Jangan-jangan dalam lima tahun ke depan, negara tidak sedang merencanakan agenda pembangunan apapun pada kawasan pesisir dan pulau-pulau kecil Indonesia.
Sedikit saya nukil isi pidato Presiden Jokowi di Sentul ketika ditetapkan sbg presiden terpilih “…kita harus mengundang investasi yang seluas-luasnya dalam rangka membuka lapangan pekerjaan yang sebesar-besarnya. Jangan ada yang alergi terhadap investasi. Dengan cara inilah lapangan pekerjaan akan terbuka yang sebesar-besarnya. Oleh sebab itu, yang menghambat investasi, semuanya harus dipangkas, baik itu perizinan yang lambat, yang berbelit-belit, apalagi ada punglinya! Hati-hati, ke depan saya pastikan akan saya kejar, saya kontrol, saya cek, dan saya hajar kalau diperlukan. Tidak ada lagi hambatan-hambatan investasi karena ini adalah kunci pembuka lapangan pekerjaan yang seluas-luasnya.”

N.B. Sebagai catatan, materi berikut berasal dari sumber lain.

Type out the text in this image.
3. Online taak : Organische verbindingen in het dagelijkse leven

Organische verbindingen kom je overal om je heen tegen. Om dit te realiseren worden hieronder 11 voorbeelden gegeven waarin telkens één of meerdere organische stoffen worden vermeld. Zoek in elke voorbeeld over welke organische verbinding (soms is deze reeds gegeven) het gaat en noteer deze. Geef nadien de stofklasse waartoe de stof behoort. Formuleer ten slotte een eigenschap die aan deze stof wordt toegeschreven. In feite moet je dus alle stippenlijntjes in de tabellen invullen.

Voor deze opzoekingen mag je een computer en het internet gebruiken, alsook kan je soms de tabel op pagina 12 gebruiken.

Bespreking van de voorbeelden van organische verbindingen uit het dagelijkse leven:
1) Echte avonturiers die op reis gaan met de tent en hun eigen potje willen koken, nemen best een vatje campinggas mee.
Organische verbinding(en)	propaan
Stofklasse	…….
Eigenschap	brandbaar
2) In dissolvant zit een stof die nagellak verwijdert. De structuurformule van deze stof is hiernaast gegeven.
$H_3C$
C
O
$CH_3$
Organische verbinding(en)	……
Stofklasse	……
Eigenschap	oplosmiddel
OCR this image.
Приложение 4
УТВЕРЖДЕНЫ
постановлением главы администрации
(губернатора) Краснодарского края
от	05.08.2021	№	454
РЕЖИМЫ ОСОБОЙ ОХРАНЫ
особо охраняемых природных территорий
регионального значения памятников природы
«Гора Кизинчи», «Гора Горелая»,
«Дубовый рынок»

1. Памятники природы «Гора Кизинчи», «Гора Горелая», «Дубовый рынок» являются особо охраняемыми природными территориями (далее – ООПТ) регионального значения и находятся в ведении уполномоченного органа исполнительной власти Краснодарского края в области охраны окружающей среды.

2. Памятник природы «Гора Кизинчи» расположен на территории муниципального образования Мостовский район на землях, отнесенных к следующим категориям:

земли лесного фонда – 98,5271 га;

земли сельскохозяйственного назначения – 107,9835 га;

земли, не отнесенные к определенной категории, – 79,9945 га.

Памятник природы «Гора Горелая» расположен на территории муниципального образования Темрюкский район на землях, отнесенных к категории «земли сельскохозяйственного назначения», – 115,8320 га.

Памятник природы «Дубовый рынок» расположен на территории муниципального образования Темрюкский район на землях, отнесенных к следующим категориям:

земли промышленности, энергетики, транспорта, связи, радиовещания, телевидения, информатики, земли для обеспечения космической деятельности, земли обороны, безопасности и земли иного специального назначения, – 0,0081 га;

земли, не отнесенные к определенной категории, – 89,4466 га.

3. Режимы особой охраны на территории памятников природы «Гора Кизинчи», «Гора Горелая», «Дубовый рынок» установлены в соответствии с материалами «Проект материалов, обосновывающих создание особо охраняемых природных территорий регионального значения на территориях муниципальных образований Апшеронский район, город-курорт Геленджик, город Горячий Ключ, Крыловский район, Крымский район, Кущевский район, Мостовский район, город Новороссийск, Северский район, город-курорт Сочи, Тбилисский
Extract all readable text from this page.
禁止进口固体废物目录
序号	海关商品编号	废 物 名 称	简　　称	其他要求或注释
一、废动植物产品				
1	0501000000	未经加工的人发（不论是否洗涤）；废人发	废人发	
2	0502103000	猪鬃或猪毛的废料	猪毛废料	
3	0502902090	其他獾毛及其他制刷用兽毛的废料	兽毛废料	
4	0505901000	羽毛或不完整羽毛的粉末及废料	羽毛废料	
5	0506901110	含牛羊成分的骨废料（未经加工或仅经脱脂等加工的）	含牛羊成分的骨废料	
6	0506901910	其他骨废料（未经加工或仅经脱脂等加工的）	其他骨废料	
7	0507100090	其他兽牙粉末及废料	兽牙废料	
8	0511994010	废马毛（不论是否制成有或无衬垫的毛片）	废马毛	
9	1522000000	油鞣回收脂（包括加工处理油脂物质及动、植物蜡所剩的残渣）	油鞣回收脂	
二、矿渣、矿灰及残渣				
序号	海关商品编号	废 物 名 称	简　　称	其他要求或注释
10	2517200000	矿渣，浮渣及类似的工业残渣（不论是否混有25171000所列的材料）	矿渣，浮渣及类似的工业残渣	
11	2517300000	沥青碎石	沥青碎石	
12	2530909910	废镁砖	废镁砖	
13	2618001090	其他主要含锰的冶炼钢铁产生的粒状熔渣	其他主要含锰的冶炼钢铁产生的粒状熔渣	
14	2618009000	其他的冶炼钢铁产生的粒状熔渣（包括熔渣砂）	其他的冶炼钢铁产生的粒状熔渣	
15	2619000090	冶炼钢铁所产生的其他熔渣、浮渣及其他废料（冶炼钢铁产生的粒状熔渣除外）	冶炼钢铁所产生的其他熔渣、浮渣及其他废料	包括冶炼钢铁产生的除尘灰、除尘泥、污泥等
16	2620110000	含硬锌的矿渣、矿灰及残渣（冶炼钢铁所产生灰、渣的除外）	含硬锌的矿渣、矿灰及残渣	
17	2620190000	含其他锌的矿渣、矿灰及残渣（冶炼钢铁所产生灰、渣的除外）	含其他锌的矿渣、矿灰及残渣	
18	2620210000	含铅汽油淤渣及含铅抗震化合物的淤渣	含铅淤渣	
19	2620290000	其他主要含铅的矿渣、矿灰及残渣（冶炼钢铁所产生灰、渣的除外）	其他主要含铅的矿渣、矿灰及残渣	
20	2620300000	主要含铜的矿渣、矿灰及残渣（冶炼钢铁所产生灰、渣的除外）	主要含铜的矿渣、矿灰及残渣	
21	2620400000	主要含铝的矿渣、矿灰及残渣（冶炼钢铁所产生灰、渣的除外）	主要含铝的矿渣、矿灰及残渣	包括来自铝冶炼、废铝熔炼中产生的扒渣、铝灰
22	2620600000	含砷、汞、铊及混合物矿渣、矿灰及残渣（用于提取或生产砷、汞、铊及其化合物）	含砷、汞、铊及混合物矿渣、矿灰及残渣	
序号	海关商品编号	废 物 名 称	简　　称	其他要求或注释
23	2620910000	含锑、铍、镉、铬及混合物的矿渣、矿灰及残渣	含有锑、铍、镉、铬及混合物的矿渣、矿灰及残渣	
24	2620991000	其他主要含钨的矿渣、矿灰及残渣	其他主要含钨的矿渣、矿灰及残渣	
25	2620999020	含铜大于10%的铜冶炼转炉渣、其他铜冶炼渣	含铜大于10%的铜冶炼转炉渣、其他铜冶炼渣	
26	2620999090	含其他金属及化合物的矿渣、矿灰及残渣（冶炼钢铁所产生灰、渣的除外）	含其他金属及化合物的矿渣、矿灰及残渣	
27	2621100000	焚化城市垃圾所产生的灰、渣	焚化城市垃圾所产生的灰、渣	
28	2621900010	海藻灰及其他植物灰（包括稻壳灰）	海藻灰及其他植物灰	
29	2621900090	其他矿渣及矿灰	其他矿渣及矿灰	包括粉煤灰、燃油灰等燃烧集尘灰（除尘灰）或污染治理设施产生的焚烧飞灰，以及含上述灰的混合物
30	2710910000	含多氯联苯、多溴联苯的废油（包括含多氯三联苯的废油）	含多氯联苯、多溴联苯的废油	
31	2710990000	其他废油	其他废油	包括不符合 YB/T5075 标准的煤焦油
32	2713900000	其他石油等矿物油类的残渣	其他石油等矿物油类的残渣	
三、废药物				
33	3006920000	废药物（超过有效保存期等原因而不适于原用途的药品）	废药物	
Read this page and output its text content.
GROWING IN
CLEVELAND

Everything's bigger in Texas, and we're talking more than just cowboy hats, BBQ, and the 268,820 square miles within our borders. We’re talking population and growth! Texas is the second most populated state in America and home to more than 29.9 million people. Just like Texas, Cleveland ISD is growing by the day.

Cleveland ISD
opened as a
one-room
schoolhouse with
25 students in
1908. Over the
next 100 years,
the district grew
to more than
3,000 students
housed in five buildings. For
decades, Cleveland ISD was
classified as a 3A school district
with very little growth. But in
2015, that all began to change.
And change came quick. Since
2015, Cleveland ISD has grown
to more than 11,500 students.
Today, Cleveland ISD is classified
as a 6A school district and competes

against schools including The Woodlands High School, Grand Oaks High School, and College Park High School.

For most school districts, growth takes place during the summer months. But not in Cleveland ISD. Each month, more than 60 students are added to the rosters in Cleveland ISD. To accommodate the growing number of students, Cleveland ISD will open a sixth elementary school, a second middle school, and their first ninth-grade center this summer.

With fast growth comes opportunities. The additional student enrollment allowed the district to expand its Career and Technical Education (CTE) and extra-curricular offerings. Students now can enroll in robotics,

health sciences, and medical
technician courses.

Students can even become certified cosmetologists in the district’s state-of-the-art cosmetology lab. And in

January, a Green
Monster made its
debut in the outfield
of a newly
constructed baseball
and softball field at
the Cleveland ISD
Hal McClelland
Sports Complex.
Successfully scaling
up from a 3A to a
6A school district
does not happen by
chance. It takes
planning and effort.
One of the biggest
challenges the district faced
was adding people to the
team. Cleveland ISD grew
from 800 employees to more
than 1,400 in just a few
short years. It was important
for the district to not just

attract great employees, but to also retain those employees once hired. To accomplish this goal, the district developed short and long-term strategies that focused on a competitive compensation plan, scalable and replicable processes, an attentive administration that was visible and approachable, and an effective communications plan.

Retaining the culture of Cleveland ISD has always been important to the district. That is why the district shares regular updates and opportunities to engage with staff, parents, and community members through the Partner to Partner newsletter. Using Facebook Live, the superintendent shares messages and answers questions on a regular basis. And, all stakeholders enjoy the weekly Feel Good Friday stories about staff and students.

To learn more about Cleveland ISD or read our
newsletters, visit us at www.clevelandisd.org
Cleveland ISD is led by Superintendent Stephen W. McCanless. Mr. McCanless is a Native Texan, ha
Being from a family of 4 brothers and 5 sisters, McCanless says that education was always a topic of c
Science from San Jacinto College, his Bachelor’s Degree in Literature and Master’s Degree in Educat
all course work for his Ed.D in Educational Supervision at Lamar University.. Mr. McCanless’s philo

Jika mendengar isi pidato ini, kita bisa saja membayangkan bahwa negara sedang berada pada arah pendekatan anti-perencanaan (anti-planning perspective) / laissez feire di mana negara tidak perlu menyusun agenda perencanaan pembangunan. Biarkan “pasar” dan “tangan-tangan tak terlihat” yang menentukan langkah-tindakan yang lebih efisien (Sarosa, 2019). Alasan sederhananya adalah negara tidak akan mampu memperkirakan keadaan yang mendatang.
Pada periode pertama kepemimpinan Jokowi, poros maritim yang digaungkan olehnya adalah membangun pelabuhan dan memastikan jalur pelayaran aman, serta mengamanatkan pembentukan rencana zonasi yang diskriminatif terhadap nelayan tradisional sbg entitas awal pesisir Nusantara.
Lagi-lagi, saya sedang membayangkan keluarga-keluarga nelayan yang digusur, dirampas ruang lautnya, ditimbun lautnya, dililit hutang akibat tak mendapatkan ikan lagi, serta harus beralih profesi adalah akibat negara yang tidak menawarkan perencanaan yang berkeadilan.
Terakhir, saya sedang membayangkan bahwa dengan keadaan sedemikian rumit dan memilukan, masyarakat pesisir adalah kelompok yang paling layak dieksploitasi dengan upah yang tidak layak. Mereka adalah calon-calon pekerja murah untuk membuktikan bahwa agenda Presiden Jokowi “membangun dari pinggiran” telah sukses. Sukses merampas identitas sbg entitas mandiri dan menyediakan sumber manusia dengan harga murah untuk tidak alergi terhadap investasi.
*Aktifis Pesisir dan Pendamping Nelayan
Catatan Redaksi: Tulisan yang mengingatkan jamaah pads buku keren -The Anti-Politics Machine karya maestro Paman James Ferguson. Buku ini mengkritik secara frontal, ganas,bertonggak pada fakta empirik akan mantra mantra konsep “pembangunan” secara umum. Ia melihat rentetan kegagal demi keggalan kuasa planned development yang dipentaskan negara, khususnya Proyek Pengembangan Thaba-Tseka di Lesotho dari 1975-1984.